Et bien … A leur guise, en fait. Ce qu’elle en avait à foutre, franchement ; de toute façon, quoi qu’elle fasse, Lysander avait bien raison : ils étaient de mauvaise volonté, et jamais n’essaieraient de bon gré de faire remonter Emmie dans leur estime. Alors oui, qu’en avait-elle vraiment à faire ? On ne peut pas changer l’avis extérieur des autres sur notre personne ; mais nous, on peut se remettre en question. Nous, on peut se changer, devenir quelqu’un de meilleur sur notre passé, sur notre vécu. Et après tout ce qu’elle avait fait, Emmie allait enfin se remettre en cause. Fini, de s’apitoyer sur soi. Fini, de geindre comme une fillette trop gâtée. Fini, de passer et de se faire passer pour la victime de service. Parce que ça, c’est vraiment quelque chose de méprisable, de minable. Et elle pouvait arrêter de l’être. Elle en avait les moyens, elle en avait les outils ! C’était possible ! Oh oui, elle n’aurait jamais l’amitié, l’estime ou la bienveillance de ceux qui lui en voulaient à vie, mais n’en avait cure. Qu’ils pensent ce qu’ils veulent, merde à la fin.
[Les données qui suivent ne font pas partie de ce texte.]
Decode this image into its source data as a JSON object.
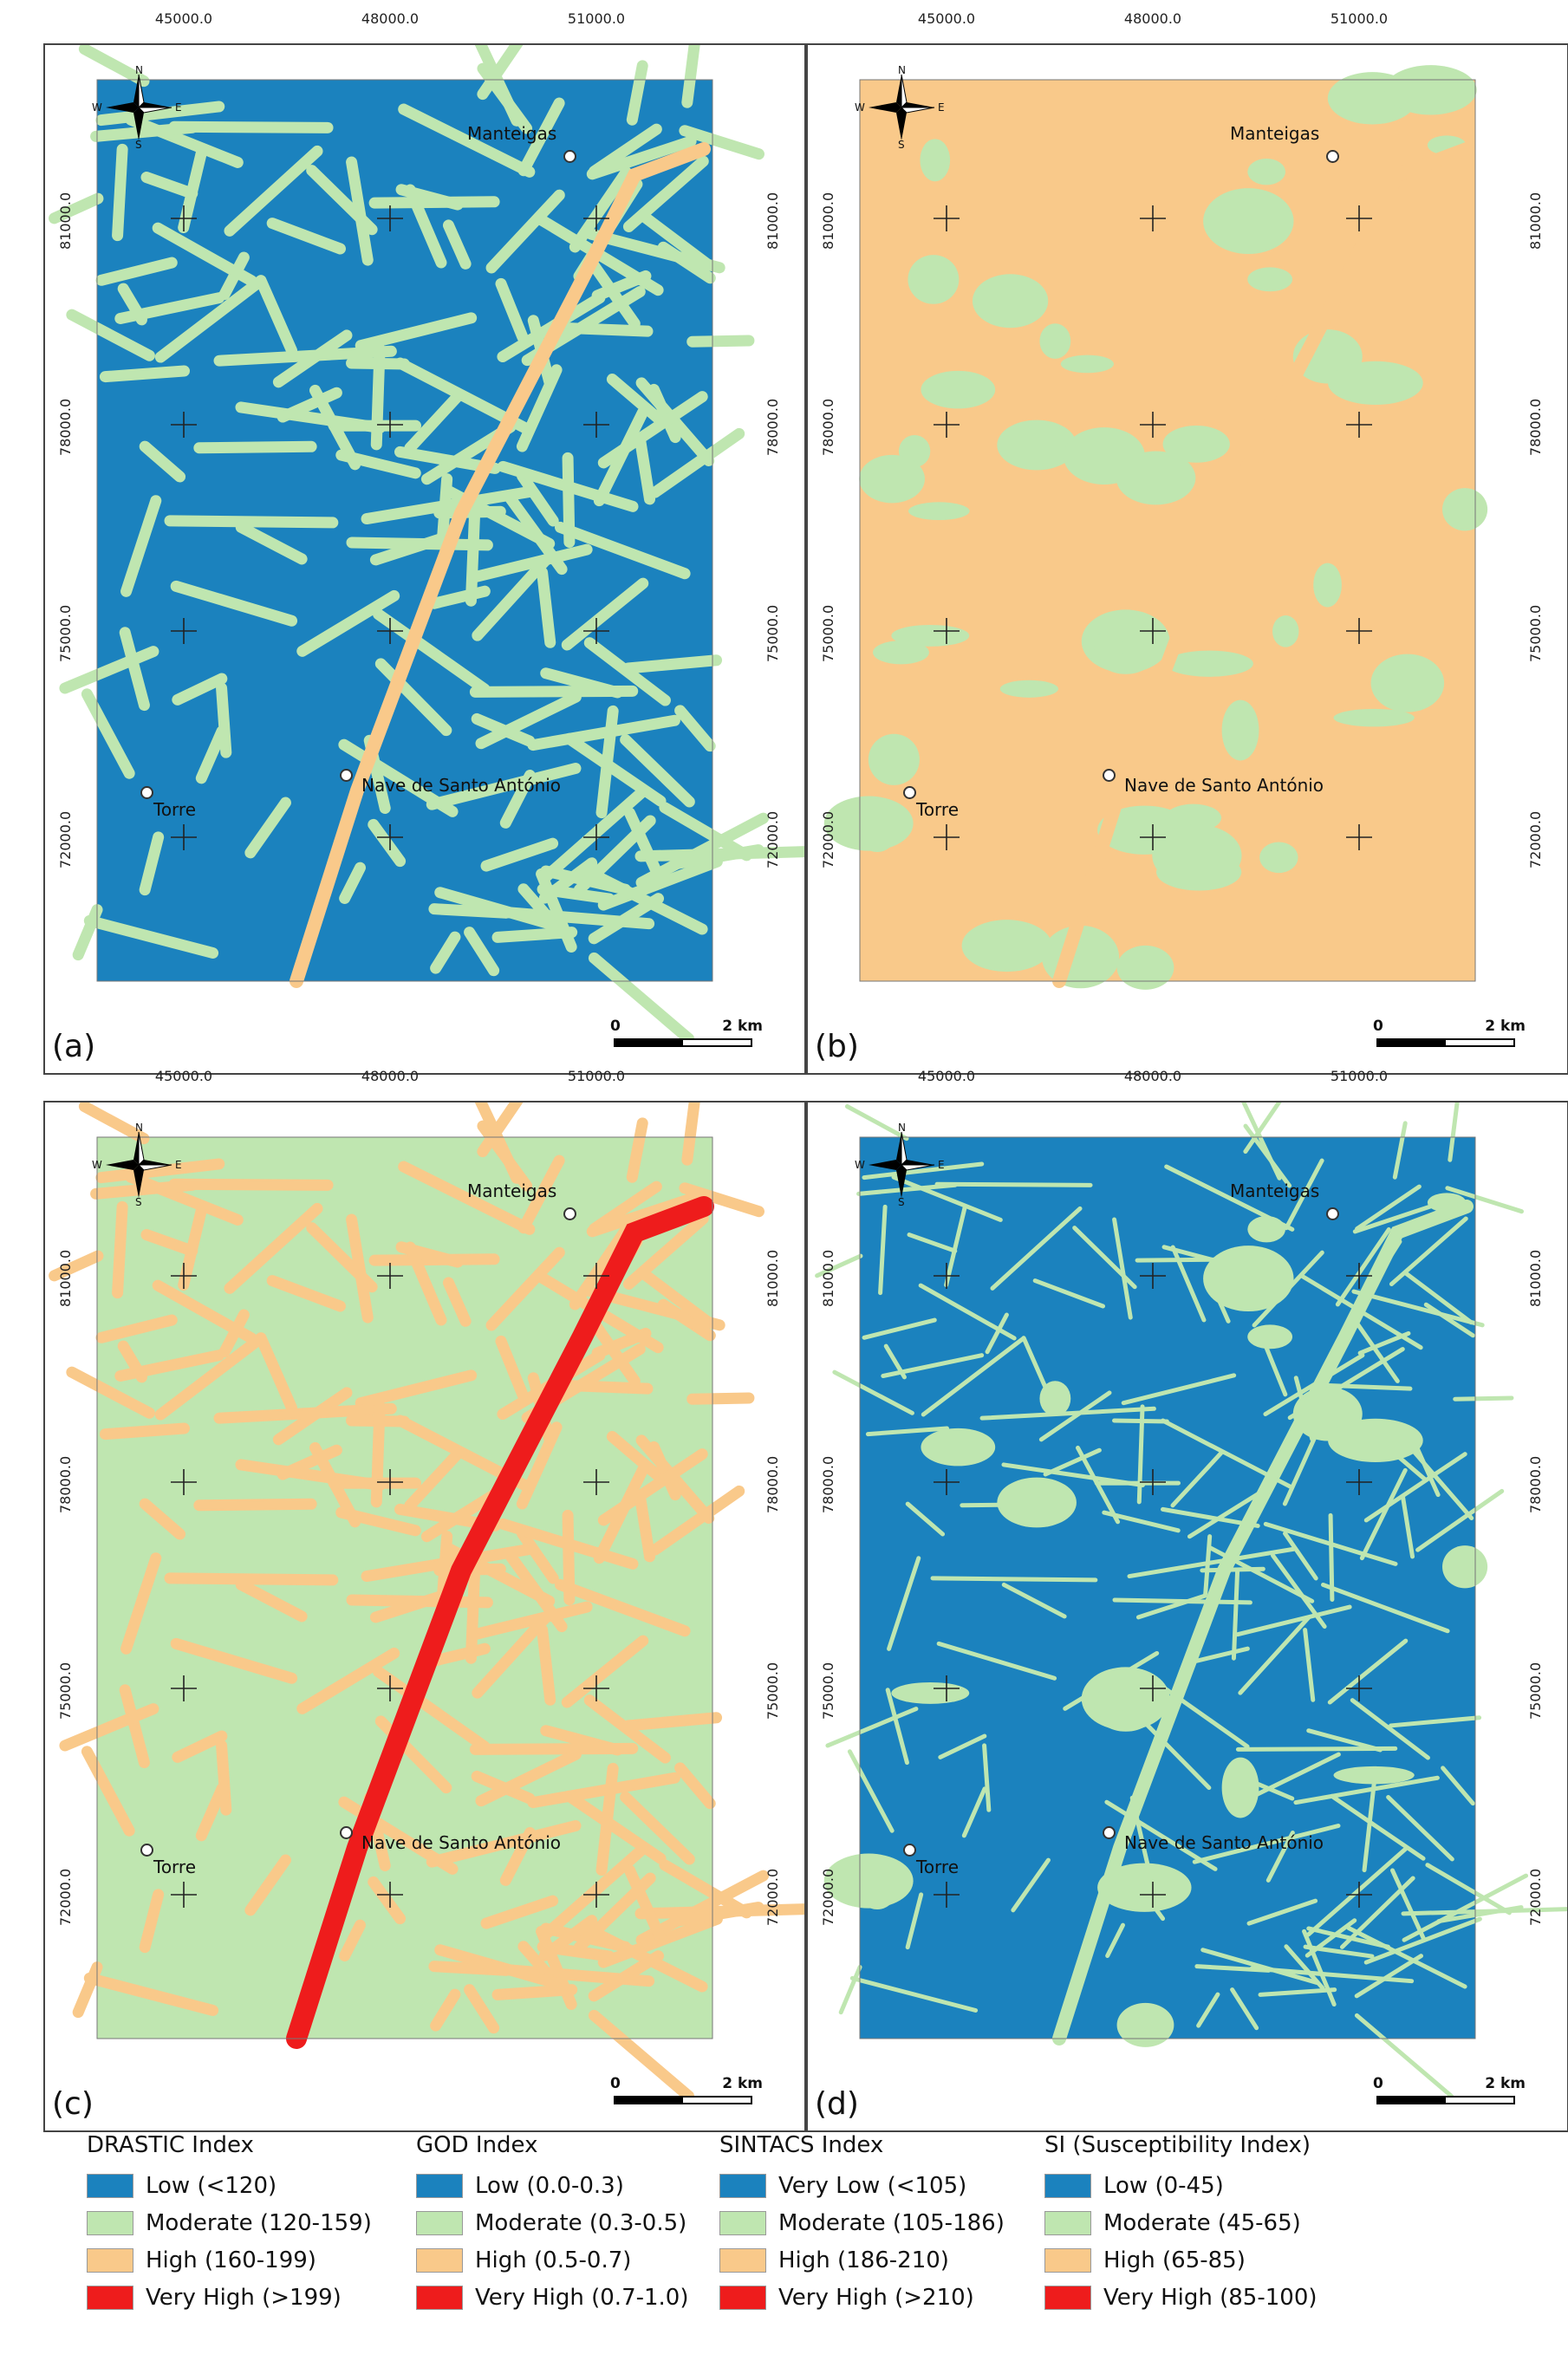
{
  "map": {
    "x_ticks": [
      "45000.0",
      "48000.0",
      "51000.0"
    ],
    "y_ticks": [
      "81000.0",
      "78000.0",
      "75000.0",
      "72000.0"
    ],
    "towns": [
      "Manteigas",
      "Torre",
      "Nave de Santo António"
    ],
    "scale_labels": [
      "0",
      "2 km"
    ],
    "compass": {
      "n": "N",
      "s": "S",
      "e": "E",
      "w": "W"
    },
    "colors": {
      "low": "#1b82be",
      "moderate": "#bfe6b0",
      "high": "#f9c98a",
      "very_high": "#ee1c1c"
    }
  },
  "panels": [
    {
      "label": "(a)",
      "base": "low",
      "pattern": "moderate",
      "valley": "high"
    },
    {
      "label": "(b)",
      "base": "high",
      "pattern": "moderate",
      "valley": "high"
    },
    {
      "label": "(c)",
      "base": "moderate",
      "pattern": "high",
      "valley": "very_high"
    },
    {
      "label": "(d)",
      "base": "low",
      "pattern": "moderate",
      "valley": "moderate"
    }
  ],
  "legends": [
    {
      "title": "DRASTIC Index",
      "items": [
        {
          "label": "Low (<120)",
          "color": "#1b82be"
        },
        {
          "label": "Moderate (120-159)",
          "color": "#bfe6b0"
        },
        {
          "label": "High (160-199)",
          "color": "#f9c98a"
        },
        {
          "label": "Very High (>199)",
          "color": "#ee1c1c"
        }
      ]
    },
    {
      "title": "GOD Index",
      "items": [
        {
          "label": "Low (0.0-0.3)",
          "color": "#1b82be"
        },
        {
          "label": "Moderate (0.3-0.5)",
          "color": "#bfe6b0"
        },
        {
          "label": "High (0.5-0.7)",
          "color": "#f9c98a"
        },
        {
          "label": "Very High (0.7-1.0)",
          "color": "#ee1c1c"
        }
      ]
    },
    {
      "title": "SINTACS Index",
      "items": [
        {
          "label": "Very Low (<105)",
          "color": "#1b82be"
        },
        {
          "label": "Moderate (105-186)",
          "color": "#bfe6b0"
        },
        {
          "label": "High (186-210)",
          "color": "#f9c98a"
        },
        {
          "label": "Very High (>210)",
          "color": "#ee1c1c"
        }
      ]
    },
    {
      "title": "SI (Susceptibility Index)",
      "items": [
        {
          "label": "Low (0-45)",
          "color": "#1b82be"
        },
        {
          "label": "Moderate (45-65)",
          "color": "#bfe6b0"
        },
        {
          "label": "High (65-85)",
          "color": "#f9c98a"
        },
        {
          "label": "Very High (85-100)",
          "color": "#ee1c1c"
        }
      ]
    }
  ]
}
Ca n’était pas eux qui allaient régir sa vie. Et puis après Poudlard, Emmie avait très peu de chances de les recroiser, et puis même, elle aurait grandi et aurait autre chose à penser que d’être constamment comme une bête épiée, toute recroquevillée sur elle-même, toujours à l’affût de la moindre parole qui pourrait être interprétée comme acerbe, cynique, sarcastique ou ironique à son égard. Fini. Elle allait arrêter de se monter la tête, de passer pour une gamine stupide de deuxième classe. Oh oui, fini. Et quoi que disent les autres, des vannes du genre « Ouh, la petite moucharde se rebelle, attention ! » ou autre, cette détermination nouvelle n’allait pas s’évaporer comme neige au soleil.
Ca allait être dur. Vraiment très dur. Mais elle allait tenir le coup. Elle pouvait, devait tenir le coup. Pour … Pour qui, en fait ? Pour personne. Juste pour elle, parce que ça valait le coup. Pour elle, pas pour les autres. On ne change pas pour les autres, et quand bien même on ne pourrait jamais plaire à tout le monde. Alors autant s’affirmer, relever la tête et assumer. Aha, mais que de belles paroles ! Serait-elle capable de les tenir, ces paroles ? On espère – non, on exige que oui ! Et rien d’autre. Là, elle avait finalement touché le fond : s’appuyer sur Maxime, s’obliger sans le savoir à l’aimer – ah bah oui, c’est con on sait – et finalement l’aimer pour de vrai … Et se prendre un splendide râteau en pleine gueule, oh oui. Enfin bref, de toute façon ça aurait été si improbable qu’il lui dise oui, presque risible en fait. Mais ça n’est pas Maxime dont il est question, à cet instant. Il n’était plus question de Maxime ou de quelqu’un d’autre. Juste d’elle. Bah ouais, autant être égoïste et égocentrique jusqu’au bout, une fois qu’on a commencé ! Encaisser, encaisser, encaisser, ça suffisait bien. Mais ta rengaine, ma belle, tu vas vraiment la tenir ? Et une fois que tu seras sortie de cette salle, elle va rester et durer, ou disparaître ? Ca, on ne le saura qu’à la fin. Mais on espère. On souhaite qu’elle reste, dure et s’enflamme. On le veut, on sait que c’est possible. Et maintenant, finit de se monter au créneau. Qu’allait-elle dire à Gabriel, finalement ? Lorsqu’elle lui avait écrit cette lettre, elle était au bout du rouleau. Proche de la crise de nerfs. Et maintenant que tout était résolu, qu’allait-elle lui dire ?! Hein, qu’allait-elle lui dire ?!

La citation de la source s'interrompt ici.